You remember the Black Hawk bicycle ban?
The gambling town (if you can call it that) in the Front Range foothills west of Denver banned bikes from town roads in 2010.
The Colorado Supreme Court has agreed to hear the case of three cyclists who were ticketed in June of 2010 for riding their bikes on city streets in Black Hawk. After a Black Hawk judge affirmed the ban and the Gilpin district court ruled against the three cyclists they appealed to the state supreme court. The state's highest court has decided to hear the case, though no court date has yet been determined.

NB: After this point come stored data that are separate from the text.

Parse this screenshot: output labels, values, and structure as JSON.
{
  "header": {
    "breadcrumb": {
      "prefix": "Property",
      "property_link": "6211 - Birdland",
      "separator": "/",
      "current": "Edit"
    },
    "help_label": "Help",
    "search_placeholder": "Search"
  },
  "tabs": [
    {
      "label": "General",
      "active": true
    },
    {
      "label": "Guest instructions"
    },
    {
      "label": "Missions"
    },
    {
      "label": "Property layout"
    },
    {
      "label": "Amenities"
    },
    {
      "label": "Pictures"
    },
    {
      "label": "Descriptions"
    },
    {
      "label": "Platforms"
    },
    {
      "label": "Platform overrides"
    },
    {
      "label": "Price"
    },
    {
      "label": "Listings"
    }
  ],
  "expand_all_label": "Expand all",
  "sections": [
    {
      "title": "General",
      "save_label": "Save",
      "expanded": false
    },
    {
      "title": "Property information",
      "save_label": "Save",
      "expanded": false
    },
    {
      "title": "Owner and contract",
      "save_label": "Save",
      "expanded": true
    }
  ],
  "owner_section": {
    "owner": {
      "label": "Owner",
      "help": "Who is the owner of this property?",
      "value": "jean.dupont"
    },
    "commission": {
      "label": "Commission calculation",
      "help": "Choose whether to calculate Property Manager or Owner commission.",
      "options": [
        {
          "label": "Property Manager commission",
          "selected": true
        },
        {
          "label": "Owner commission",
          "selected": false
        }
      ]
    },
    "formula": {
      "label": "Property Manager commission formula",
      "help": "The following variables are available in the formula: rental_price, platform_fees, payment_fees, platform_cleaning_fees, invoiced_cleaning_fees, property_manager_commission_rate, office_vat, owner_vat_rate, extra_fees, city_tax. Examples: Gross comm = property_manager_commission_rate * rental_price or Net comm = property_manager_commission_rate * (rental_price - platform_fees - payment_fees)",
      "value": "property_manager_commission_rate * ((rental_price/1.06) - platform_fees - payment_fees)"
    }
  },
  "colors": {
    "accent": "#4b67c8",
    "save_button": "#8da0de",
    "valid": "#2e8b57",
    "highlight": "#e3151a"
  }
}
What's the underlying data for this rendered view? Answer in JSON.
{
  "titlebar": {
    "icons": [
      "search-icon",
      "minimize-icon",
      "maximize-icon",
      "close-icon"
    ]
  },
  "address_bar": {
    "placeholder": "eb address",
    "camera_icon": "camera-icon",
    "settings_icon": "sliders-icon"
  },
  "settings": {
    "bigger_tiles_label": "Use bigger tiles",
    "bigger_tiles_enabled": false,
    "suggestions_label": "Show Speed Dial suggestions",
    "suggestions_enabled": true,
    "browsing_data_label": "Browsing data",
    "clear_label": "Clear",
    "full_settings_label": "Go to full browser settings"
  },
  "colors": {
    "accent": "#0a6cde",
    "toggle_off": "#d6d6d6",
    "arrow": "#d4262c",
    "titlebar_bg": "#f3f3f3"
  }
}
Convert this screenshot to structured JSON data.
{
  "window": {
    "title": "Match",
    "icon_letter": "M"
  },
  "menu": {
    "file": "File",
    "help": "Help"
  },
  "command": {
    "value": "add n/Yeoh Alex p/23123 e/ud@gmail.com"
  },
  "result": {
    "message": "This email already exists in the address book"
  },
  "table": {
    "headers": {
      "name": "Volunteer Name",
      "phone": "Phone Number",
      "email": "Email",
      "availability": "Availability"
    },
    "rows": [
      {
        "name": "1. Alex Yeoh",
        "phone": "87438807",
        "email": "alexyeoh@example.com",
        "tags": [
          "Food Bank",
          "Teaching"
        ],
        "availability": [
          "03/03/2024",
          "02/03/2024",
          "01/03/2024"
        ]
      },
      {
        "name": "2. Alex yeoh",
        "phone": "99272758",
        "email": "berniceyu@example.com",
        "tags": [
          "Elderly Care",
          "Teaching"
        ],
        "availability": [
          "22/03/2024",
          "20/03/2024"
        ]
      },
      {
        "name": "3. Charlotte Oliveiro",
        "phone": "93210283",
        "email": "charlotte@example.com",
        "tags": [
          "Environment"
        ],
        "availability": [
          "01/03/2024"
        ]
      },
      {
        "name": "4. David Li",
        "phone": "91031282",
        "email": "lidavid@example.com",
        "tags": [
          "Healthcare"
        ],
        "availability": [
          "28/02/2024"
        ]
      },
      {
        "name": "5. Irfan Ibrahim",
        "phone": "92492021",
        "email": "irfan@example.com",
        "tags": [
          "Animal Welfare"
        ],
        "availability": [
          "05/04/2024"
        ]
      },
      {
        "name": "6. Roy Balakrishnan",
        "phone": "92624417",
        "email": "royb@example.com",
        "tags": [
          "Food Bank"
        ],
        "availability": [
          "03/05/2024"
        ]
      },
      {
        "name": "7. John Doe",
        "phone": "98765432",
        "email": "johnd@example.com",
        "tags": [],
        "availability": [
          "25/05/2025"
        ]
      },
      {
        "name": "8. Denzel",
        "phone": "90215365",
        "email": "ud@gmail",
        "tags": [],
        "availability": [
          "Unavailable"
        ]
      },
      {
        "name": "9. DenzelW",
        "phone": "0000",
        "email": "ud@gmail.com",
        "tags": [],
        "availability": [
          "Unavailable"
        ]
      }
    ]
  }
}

The city cites safety as the primary impetus for banning bikes within Black Hawk, claiming that the streets are narrow and were designed for horse and buggy traffic, not for bicycles. Of course considering the narrow and twisting nature of the streets it seems as if bikes would be a more appropriate form of transportation within the city than the unending flow of motor coaches which shuttle would-be gamblers into town from the plains.
Bikes are also banned in Clear Creek Canyon, which is the major connector between Golden and Black Hawk, due to numerous narrow tunnels. However, hoards of private motor coaches are still allowed to travel the narrow, twisting roadway despite their insane propensity to exceed the speed limit and take both lanes.
The supreme irony is that after only one year Gov. John Hickenlooper has decreed the week of the USA Pro Cycling Challenge as a "Colorado Cycling Holiday."
Can these two things both happen in the same universe without bringing on the apocalypse?